Claimed citizen by no nation—

By another borne: anointed.

A man of bloodshed

In the midst of slaughter,

Giving righteous voice to rage,

Extolling sheep-hood,

Praising weakness,

A prophet,

Musing by the fire,

Asking for numbers to his days,

Stealing the wives of men he meant to kill and killed.

Surely, no goodness could guarantee

This Natural thing—

Nor Sovereign forget such

Banality of sin;

But, back then, where else

Could God have been?

Unless you’re going to rebel against all that is—supernatural or natural—you will see that humanitarianism is a provision (albeit a good one, and better than nihilism). Christianity is more humanitarian than anything, and its solution to violence is utterly unique, though Christians have often ignored it (c.f. Crusades, Inquisitions, etc.). The heart of the religion is a man dying on an Imperial instrument of torture and execution, praying for his murderers, dying for his enemies.

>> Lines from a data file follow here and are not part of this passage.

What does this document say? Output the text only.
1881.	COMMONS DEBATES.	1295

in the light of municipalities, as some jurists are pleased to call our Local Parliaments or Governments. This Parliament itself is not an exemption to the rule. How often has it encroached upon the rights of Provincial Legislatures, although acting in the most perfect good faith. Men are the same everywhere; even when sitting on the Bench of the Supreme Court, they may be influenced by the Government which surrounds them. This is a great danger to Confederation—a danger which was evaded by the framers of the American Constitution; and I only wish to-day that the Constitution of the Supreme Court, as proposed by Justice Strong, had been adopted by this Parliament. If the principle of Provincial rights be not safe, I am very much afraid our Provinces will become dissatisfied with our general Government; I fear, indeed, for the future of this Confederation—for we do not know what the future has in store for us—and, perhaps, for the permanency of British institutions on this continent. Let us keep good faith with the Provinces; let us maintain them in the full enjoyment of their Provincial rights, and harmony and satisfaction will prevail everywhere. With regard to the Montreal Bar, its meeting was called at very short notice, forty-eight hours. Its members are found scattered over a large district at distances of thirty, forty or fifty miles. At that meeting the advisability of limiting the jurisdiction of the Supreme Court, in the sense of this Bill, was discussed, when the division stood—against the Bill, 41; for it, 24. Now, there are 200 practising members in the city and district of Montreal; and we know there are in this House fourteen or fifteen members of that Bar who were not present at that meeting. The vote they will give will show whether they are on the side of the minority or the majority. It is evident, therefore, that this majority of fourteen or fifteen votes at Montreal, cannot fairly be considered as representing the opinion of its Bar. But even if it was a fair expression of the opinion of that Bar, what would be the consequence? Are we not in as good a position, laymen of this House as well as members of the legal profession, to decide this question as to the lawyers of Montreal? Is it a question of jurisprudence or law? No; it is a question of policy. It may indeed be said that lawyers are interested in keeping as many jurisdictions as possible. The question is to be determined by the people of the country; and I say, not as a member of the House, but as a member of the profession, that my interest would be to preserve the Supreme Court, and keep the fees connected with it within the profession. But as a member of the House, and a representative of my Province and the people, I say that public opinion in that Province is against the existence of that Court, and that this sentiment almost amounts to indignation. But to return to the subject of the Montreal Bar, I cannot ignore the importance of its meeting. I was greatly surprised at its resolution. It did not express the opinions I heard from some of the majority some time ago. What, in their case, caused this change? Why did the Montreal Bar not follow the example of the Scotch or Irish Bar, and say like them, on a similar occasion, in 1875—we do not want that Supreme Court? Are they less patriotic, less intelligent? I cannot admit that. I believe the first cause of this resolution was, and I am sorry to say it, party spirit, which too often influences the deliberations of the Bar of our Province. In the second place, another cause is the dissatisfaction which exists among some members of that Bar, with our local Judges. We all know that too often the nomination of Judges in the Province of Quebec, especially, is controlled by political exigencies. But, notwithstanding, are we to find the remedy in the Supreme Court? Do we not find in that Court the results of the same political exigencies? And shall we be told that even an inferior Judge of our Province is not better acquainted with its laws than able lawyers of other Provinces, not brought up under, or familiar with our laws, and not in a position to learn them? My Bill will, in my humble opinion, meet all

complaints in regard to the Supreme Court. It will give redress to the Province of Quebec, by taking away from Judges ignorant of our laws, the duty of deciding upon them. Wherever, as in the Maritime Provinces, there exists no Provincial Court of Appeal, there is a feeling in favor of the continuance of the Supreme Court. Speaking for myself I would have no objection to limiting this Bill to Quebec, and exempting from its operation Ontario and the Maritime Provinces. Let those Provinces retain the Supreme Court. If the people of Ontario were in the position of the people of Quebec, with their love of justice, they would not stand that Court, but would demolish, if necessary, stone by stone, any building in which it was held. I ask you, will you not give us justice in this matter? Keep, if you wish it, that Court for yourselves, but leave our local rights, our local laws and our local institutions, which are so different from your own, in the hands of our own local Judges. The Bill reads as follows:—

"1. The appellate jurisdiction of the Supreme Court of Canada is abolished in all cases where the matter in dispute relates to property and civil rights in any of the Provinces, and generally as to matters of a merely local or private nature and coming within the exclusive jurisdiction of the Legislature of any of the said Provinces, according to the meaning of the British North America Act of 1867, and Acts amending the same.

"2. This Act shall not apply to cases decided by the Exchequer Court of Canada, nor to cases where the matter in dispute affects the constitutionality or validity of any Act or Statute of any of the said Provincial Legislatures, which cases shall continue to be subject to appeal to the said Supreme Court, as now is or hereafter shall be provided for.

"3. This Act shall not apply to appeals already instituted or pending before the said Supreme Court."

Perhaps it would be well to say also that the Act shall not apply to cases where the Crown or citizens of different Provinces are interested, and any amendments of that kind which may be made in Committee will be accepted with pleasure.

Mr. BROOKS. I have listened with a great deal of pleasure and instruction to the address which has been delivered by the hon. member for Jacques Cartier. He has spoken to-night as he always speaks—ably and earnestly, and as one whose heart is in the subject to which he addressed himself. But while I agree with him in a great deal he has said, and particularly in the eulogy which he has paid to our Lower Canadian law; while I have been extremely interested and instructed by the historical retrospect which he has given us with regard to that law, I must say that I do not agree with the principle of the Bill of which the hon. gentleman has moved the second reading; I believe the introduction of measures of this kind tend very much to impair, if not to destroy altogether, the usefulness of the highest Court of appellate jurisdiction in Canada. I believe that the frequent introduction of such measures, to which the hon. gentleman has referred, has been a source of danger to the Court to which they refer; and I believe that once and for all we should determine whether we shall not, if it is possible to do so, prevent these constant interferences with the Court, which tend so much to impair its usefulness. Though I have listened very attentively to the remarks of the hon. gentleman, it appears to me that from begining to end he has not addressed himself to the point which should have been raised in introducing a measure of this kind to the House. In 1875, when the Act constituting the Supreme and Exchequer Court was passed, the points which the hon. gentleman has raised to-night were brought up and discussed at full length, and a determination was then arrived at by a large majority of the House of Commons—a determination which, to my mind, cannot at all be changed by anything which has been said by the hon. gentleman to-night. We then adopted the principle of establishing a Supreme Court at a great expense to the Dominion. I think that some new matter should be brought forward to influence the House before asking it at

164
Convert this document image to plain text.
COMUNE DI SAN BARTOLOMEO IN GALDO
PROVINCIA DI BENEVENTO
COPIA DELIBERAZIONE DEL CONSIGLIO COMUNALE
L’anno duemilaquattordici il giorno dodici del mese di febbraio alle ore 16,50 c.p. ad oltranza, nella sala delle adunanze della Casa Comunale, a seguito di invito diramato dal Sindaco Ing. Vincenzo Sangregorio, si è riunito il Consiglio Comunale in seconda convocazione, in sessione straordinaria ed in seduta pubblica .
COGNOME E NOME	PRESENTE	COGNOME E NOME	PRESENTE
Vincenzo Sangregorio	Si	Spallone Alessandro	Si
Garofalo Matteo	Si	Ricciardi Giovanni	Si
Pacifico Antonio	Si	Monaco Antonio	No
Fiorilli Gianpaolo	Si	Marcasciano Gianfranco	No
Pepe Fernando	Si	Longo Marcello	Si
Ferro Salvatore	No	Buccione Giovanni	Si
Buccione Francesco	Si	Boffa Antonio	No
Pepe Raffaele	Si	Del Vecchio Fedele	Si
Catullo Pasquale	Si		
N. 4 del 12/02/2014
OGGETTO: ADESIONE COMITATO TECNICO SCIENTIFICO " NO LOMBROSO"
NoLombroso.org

Christianity is violent—but the violence is cosmic: Satan against God, Satan against people, people against God, then people against people. At times, God poured his wrath on man, and one day, there will be a reckoning for the enemies of God. But “‘Vengeance is mine,’ says the Lord,” and the Lord solved the problem of violence by inflicting it on himself. In doing so, he restored cosmic peace. With that cosmic peace, mundane peace is possible.